O projeto surgiu após a resistência do governo e do Supremo a iniciativas de anistia ampla aos envolvidos nos ataques às sedes dos Três Poderes. Protocolado inicialmente em 2023, o texto ganhou força política em 2025, quando setores da oposição passaram a defender a redução de penas como uma alternativa intermediária diante da dificuldade de aprovar uma anistia explícita. A proposta foi construída com apoio de partidos do centrão, da direita e da extrema direita, sob o argumento de que teria maior chance de resistir a questionamentos de constitucionalidade.

A aprovação no Congresso ocorreu em meio a forte pressão política. Na Câmara dos Deputados, o projeto foi aprovado com 291 votos favoráveis e 148 contrários, em uma votação realizada durante a madrugada. No Senado, a aprovação se deu após um acordo entre governistas e oposicionistas, com alterações feitas pelo relator para restringir a progressão de pena a crimes contra o Estado Democrático de Direito. Ainda assim, juristas apontaram brechas no texto que poderiam beneficiar réus já condenados.

Desde a fase final de tramitação no Senado, Lula vinha sinalizando que não sancionaria a proposta. Em declarações públicas, o presidente afirmou não ter participado de acordos para a aprovação do projeto e defendeu que a redução de penas poderia representar um incentivo à impunidade. O veto integral confirma essa posição e mantém o entendimento adotado pelo STF nos julgamentos dos executores e dos chamados mandantes dos atos de 8 de Janeiro.

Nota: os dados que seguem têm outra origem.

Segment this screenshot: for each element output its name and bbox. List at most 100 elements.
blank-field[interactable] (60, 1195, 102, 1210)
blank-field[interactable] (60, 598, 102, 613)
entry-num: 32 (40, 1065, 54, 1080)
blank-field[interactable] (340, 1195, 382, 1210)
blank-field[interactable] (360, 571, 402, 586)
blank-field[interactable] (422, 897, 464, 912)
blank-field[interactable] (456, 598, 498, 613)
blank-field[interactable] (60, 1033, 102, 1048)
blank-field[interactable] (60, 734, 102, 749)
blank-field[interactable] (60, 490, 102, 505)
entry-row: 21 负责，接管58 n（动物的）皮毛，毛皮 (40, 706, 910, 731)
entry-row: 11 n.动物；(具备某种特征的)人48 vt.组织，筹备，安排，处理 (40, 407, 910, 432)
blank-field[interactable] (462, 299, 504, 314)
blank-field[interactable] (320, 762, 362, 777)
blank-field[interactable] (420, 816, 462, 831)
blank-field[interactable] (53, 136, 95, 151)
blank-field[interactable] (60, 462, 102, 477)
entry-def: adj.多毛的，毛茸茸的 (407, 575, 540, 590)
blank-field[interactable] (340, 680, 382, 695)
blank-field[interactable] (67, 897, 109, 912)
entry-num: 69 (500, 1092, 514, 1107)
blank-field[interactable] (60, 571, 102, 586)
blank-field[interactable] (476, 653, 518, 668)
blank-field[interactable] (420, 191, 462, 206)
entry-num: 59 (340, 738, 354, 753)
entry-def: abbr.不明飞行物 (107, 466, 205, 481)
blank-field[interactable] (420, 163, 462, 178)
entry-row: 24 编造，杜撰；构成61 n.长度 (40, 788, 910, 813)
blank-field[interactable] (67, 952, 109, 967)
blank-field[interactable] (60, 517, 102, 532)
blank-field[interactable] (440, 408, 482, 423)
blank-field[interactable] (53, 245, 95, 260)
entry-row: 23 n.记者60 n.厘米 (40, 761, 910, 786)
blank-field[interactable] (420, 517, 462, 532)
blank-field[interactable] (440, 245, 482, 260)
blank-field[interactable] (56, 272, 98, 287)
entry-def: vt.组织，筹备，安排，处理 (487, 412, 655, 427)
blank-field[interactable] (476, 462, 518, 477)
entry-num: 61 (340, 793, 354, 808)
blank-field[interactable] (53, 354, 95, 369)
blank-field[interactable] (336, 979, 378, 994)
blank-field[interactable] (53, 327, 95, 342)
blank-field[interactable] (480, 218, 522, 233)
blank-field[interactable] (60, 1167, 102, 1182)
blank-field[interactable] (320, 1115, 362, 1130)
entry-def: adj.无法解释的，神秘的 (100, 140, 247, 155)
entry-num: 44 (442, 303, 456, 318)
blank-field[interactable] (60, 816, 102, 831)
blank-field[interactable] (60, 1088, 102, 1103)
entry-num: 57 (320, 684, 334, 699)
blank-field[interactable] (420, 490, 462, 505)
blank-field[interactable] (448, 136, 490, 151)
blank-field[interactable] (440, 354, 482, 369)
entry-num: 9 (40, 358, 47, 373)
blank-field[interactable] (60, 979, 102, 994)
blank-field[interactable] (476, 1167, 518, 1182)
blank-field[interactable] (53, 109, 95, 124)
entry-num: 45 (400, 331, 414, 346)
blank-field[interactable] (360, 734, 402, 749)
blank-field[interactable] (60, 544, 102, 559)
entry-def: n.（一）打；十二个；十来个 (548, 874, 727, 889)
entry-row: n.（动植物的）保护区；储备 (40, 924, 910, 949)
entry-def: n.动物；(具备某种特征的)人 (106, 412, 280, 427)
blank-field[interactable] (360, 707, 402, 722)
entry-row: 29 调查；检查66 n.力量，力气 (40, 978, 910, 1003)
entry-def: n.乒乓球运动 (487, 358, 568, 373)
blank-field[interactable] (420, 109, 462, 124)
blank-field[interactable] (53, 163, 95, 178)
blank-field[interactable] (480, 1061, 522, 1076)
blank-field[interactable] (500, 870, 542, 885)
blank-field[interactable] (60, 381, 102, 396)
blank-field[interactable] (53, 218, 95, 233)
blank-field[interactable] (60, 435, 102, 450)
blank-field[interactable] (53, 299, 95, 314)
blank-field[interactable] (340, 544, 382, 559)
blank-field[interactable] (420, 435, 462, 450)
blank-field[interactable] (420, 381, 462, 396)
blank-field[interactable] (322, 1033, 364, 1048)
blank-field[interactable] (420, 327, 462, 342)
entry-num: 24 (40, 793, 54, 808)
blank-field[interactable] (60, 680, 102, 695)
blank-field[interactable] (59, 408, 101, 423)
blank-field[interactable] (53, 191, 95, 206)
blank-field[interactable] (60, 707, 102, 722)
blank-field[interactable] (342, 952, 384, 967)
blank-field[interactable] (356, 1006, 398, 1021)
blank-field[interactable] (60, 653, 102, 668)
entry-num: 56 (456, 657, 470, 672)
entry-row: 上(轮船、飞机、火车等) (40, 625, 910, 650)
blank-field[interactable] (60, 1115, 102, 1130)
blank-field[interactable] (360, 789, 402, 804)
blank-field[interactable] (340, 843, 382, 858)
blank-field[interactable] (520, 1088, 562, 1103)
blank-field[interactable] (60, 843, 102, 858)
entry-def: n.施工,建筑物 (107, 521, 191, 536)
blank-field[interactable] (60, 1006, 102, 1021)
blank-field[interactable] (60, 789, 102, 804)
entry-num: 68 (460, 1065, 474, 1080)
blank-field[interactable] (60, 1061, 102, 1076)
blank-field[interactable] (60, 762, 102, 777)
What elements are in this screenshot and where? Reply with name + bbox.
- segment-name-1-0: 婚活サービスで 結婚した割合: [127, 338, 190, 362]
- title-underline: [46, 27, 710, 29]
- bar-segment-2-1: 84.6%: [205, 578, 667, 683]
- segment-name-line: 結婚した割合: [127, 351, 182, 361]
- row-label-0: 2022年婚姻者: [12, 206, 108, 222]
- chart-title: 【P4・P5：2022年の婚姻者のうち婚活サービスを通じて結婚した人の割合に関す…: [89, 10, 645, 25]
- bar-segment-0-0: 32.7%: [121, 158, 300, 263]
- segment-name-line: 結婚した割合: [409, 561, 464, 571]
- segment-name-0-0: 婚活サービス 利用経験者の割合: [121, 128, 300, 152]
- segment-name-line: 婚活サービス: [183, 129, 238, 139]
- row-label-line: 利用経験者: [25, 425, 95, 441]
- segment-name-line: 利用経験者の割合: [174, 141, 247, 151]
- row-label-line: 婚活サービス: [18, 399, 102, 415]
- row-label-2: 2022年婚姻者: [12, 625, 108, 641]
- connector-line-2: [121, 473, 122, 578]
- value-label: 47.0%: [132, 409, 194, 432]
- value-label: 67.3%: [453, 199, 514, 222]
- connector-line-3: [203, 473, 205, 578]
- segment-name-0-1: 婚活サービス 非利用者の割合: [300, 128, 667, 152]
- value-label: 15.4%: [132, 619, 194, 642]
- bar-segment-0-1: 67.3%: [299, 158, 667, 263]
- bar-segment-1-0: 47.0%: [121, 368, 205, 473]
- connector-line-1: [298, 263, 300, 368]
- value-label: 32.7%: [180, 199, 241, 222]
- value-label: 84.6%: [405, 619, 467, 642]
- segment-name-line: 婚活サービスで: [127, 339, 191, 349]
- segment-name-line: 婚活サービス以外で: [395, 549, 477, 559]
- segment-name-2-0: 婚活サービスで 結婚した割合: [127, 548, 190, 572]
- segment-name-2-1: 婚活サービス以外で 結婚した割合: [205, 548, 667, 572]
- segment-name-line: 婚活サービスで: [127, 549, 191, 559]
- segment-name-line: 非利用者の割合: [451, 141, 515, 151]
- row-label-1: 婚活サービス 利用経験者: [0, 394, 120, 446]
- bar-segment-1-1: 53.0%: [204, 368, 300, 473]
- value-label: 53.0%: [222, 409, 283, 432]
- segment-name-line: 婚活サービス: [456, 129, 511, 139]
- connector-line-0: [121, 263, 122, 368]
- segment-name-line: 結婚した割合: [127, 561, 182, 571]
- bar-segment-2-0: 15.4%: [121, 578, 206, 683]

Com a decisão, caberá agora ao Congresso Nacional decidir se tentará derrubar o veto presidencial. Para isso, será necessária a obtenção de maioria absoluta em sessão conjunta de deputados e senadores, cenário considerado difícil diante do custo político de confrontar o Supremo Tribunal Federal e o Palácio do Planalto em um tema sensível para a democracia brasileira. Enquanto isso, permanecem válidas as condenações já impostas, que incluem penas de prisão, indenização coletiva mínima de R$ 30 milhões pelos danos aos prédios públicos e outras medidas restritivas.

Visão Bolso do Investidor

O veto ao PL da dosimetria reforça a centralidade das instituições no tratamento de temas sensíveis ao Estado Democrático de Direito e reduz incertezas jurídicas sobre decisões já tomadas pelo Supremo Tribunal Federal. Do ponto de vista institucional, a manutenção das condenações preserva a previsibilidade do arcabouço legal e sinaliza estabilidade nas regras, fator relevante para a percepção de risco político e institucional do país. Em um ambiente de atenção redobrada a governança, segurança jurídica e respeito às instituições, decisões desse tipo tendem a ser observadas de perto por investidores ao avaliar o cenário brasileiro de médio e longo prazo.